Objective : to write a parser that supports
context-free grammars . Also, the parser can perform some actions (associated, for example, with interpretation) in the analysis process - so-called. "User part" of the parser.
Let the syntax be stored in memory in this way: there is an initial syntax non-terminal, from which the syntax analysis begins; Let also each character * has a list of characters from which to continue the analysis after this character. If the list is empty, then the analysis can be considered successfully completed.
* syntax symbols are of two types - terminal and non-terminal
Fig. one |
The algorithm is recursive, each iteration works not with one term, but
with the current list of terms :
')
:
, :
.. , ;
;
;
:
.. , :
.... ;
.... ;
.... // " "
.... ,
...... , ;
.... ;
.. ;
:
.. ;
.. :
.... ;
.... // " "
.... ,
...... , ;
.... ;
.. ;
;
// ,
;
, , .
(here used an intuitive human language ... or improvisation on his subject)
In case of unsuccessful analysis, only a part of the first syntax error to the end of the text remains from the source text. In order to implement the search for several errors, it is enough to do one simple thing: remove the system commands from the user part and provide an error message in it, intercept the parsing result and change it from 'failure' to 'success'.
In more detail about the user part:
- It so happens that you need to make a character that represents any string of English characters or numbers. This will have to encode thirty different terms (which is difficult / long). To avoid this, it is enough to make a simple check of the string in the “user part” of the parser and change the preliminary result of parsing to the result of the check.
- Also in the user part it is possible to provide for the execution of the system commands of the language (when interpreting), for example, if the Brainfuck language syntax is modeled and the '+' symbol is found in the text, the user part increases the value of the current cell by one.
That's all with the writing, it remains to implement this algorithm and try it out.
You can also read about this in a Wikipedia article
Parse .
PS Here there is an archive with source codes (on Delphi) and a parser DLL, its import in the form of a project on Delphi and right there a test program.
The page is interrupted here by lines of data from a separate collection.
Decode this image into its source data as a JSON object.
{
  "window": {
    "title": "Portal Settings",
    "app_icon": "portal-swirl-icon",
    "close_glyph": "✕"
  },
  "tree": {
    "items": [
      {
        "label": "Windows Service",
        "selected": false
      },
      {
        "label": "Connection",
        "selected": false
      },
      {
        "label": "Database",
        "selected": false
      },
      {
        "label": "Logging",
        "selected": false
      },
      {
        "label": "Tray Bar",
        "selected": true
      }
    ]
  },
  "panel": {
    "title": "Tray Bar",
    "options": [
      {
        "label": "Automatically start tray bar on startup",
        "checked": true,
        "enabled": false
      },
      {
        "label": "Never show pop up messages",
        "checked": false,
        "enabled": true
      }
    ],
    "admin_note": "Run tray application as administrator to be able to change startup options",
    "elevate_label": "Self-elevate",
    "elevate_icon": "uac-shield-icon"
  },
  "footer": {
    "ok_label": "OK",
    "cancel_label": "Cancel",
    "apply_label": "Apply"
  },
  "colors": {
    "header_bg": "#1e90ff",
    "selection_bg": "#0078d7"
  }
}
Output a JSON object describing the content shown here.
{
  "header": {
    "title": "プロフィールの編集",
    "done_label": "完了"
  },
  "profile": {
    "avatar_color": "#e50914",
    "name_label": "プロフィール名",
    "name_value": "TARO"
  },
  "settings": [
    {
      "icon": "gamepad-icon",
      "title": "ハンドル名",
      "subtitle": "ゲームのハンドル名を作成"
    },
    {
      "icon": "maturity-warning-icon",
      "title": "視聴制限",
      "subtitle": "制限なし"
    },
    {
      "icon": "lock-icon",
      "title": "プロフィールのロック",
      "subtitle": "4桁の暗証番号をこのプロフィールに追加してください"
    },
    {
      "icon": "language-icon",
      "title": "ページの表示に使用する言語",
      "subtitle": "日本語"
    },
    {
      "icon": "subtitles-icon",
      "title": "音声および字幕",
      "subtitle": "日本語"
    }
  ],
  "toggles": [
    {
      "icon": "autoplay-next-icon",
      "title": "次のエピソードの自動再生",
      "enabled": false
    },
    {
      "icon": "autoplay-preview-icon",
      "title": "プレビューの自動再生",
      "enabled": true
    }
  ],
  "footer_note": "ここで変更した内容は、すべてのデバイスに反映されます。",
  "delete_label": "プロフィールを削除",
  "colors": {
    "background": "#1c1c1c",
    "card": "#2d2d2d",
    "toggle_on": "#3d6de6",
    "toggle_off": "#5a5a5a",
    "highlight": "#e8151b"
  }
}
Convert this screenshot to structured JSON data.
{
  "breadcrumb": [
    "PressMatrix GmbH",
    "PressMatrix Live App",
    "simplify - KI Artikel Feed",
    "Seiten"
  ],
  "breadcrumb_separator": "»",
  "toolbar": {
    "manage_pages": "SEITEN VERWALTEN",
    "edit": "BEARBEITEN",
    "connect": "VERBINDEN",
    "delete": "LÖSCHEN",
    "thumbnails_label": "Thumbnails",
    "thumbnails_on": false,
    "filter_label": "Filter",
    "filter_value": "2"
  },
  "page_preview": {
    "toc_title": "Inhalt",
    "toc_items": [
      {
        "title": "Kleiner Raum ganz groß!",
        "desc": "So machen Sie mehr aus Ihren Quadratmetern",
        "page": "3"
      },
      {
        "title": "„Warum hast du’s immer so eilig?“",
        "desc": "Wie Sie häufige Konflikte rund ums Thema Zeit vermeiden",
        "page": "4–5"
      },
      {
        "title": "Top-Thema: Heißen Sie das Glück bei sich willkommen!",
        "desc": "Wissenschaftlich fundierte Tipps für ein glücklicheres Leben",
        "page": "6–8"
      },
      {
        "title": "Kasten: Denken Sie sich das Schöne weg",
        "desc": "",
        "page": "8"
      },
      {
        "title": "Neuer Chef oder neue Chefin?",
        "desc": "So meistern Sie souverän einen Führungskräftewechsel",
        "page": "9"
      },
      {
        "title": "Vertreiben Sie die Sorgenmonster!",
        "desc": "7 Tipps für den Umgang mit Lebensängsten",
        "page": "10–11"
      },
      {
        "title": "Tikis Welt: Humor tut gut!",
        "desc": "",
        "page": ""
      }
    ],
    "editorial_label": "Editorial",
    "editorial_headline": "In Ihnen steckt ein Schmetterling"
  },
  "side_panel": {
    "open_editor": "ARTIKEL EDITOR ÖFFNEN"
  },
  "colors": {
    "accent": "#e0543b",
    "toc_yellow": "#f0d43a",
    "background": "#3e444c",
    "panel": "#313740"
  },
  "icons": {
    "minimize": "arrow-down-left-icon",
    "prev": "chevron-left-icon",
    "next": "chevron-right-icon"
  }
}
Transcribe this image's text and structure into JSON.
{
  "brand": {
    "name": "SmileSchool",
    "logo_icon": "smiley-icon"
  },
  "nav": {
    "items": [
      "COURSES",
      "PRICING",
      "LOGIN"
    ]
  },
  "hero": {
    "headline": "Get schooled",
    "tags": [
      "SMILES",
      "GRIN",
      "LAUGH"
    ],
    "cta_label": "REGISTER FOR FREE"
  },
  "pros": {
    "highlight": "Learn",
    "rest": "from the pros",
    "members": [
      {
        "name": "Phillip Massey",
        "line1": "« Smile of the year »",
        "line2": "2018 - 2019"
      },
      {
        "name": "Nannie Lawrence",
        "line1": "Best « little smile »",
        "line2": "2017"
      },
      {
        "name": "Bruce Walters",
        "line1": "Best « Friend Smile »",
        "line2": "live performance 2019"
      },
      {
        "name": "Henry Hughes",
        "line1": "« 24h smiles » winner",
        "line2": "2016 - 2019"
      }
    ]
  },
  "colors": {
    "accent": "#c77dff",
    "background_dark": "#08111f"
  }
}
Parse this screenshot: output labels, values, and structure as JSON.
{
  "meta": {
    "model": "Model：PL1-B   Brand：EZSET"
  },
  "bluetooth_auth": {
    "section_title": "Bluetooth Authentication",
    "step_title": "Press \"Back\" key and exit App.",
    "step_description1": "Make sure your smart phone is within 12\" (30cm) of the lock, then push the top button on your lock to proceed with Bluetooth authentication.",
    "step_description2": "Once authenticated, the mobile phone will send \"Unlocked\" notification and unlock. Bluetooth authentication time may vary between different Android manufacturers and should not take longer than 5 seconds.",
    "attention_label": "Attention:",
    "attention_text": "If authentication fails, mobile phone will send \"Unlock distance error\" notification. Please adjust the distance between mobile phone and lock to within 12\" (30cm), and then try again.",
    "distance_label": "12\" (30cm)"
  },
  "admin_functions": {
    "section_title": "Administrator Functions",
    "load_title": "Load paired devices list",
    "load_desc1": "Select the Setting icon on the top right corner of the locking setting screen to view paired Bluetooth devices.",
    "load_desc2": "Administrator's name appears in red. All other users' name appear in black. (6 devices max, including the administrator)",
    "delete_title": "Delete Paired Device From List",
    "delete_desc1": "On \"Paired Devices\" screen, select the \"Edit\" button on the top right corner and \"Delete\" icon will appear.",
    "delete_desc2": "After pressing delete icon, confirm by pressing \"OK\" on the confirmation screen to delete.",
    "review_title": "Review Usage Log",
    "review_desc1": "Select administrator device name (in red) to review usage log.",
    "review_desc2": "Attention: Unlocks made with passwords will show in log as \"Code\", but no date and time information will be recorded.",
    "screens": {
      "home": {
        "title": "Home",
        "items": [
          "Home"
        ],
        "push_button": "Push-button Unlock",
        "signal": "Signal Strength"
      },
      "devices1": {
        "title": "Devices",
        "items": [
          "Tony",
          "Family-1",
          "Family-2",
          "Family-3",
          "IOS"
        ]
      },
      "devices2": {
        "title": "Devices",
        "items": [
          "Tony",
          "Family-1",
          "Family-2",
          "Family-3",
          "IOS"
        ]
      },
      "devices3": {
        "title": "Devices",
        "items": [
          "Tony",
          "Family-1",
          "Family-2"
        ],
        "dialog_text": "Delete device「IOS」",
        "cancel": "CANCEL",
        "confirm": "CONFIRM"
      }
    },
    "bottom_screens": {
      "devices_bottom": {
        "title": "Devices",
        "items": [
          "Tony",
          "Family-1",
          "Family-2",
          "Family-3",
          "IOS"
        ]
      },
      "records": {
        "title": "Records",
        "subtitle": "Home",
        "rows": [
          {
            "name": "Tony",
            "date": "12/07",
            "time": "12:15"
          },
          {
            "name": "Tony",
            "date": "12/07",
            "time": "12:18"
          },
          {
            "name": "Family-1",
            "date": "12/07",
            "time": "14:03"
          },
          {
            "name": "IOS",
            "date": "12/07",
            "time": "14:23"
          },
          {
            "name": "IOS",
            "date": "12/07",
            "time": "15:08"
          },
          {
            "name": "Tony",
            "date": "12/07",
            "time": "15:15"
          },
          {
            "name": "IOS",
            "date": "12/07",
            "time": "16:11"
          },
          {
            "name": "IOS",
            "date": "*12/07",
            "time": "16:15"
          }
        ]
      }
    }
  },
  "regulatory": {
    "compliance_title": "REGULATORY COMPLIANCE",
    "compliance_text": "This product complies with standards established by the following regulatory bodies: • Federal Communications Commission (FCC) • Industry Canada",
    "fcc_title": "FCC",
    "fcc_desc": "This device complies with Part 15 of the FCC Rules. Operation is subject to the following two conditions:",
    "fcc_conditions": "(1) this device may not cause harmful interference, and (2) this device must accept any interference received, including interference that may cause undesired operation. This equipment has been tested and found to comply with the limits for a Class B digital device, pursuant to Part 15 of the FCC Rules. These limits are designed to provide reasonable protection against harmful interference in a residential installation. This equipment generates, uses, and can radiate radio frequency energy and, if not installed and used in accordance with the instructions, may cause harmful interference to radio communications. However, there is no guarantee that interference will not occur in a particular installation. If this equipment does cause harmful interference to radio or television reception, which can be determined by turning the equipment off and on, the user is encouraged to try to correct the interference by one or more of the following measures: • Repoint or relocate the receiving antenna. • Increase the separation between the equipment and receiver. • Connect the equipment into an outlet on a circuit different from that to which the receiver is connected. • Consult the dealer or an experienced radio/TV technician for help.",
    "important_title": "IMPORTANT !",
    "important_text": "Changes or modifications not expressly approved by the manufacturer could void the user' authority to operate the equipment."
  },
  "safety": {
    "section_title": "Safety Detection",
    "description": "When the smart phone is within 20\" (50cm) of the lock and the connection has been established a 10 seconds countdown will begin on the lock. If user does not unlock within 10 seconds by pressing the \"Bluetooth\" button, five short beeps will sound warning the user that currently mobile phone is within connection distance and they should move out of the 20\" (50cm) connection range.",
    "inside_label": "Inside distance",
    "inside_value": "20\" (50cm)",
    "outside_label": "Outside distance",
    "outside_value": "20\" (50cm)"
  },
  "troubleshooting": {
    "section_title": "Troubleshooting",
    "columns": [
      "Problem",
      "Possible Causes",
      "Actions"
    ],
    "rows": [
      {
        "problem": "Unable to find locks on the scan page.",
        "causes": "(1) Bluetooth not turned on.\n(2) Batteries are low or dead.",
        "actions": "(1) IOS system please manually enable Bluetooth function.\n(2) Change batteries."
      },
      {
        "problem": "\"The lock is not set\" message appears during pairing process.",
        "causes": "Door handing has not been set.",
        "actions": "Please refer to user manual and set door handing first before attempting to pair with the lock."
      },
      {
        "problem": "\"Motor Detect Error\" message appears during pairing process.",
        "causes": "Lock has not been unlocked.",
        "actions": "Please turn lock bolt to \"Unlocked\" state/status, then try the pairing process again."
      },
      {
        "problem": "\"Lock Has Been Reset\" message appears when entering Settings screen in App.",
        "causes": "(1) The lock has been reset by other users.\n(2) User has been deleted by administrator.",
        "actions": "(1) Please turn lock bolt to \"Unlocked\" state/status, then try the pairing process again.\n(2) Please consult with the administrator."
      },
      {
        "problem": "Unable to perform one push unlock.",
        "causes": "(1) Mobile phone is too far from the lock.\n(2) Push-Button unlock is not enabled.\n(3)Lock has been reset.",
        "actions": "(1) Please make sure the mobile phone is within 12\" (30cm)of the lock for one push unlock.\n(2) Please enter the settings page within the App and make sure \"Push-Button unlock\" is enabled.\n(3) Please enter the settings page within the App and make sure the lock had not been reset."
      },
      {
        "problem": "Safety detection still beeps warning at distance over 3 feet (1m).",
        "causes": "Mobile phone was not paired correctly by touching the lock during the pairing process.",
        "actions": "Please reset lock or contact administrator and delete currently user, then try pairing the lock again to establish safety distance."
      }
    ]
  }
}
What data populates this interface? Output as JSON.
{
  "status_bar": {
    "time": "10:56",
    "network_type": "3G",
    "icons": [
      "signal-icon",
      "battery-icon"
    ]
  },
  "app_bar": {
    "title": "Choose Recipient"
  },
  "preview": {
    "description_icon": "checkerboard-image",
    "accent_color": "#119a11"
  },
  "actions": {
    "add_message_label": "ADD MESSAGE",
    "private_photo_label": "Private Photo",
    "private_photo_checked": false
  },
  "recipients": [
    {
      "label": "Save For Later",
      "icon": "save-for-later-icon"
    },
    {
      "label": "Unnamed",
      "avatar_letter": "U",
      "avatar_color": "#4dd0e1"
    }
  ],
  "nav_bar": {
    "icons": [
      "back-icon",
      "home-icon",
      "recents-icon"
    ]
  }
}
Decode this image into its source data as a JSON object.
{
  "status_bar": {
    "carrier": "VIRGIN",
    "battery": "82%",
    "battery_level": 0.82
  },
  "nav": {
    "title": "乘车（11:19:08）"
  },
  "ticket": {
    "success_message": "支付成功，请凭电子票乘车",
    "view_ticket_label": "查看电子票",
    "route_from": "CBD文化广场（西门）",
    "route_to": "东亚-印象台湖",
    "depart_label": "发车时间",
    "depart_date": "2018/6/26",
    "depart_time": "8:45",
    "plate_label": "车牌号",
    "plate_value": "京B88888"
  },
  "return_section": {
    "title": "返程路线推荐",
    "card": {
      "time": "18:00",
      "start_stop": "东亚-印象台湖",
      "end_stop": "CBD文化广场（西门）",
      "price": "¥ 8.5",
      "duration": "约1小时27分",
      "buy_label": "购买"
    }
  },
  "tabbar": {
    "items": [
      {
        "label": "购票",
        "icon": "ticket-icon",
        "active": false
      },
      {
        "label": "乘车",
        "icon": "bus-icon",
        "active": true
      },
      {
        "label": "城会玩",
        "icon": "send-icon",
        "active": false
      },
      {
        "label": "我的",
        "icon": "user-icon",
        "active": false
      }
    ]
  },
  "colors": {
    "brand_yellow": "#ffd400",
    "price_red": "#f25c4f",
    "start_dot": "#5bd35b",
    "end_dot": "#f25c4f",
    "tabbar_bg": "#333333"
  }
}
You can write the syntax in text form (how to do this, written in the readme.txt) and analyze the input lines on it. The input windows that appear imitate the user part of the parser: the text in the field is the remainder of the text being analyzed (it can be modified in the user part), the text over the text contains a literal (if it is), in the heading True or False are assumed user part) results of the analysis on the current term - Success or Failure, respectively, and the Ok and Cancel buttons - the future result of the analysis on the term returned by the user part. At the end, the sound will be played - the sound of an error or a window of information indicating the result of the parsing. The input line in the input box will also be changed.
EDIT : Edited the article in accordance with reality.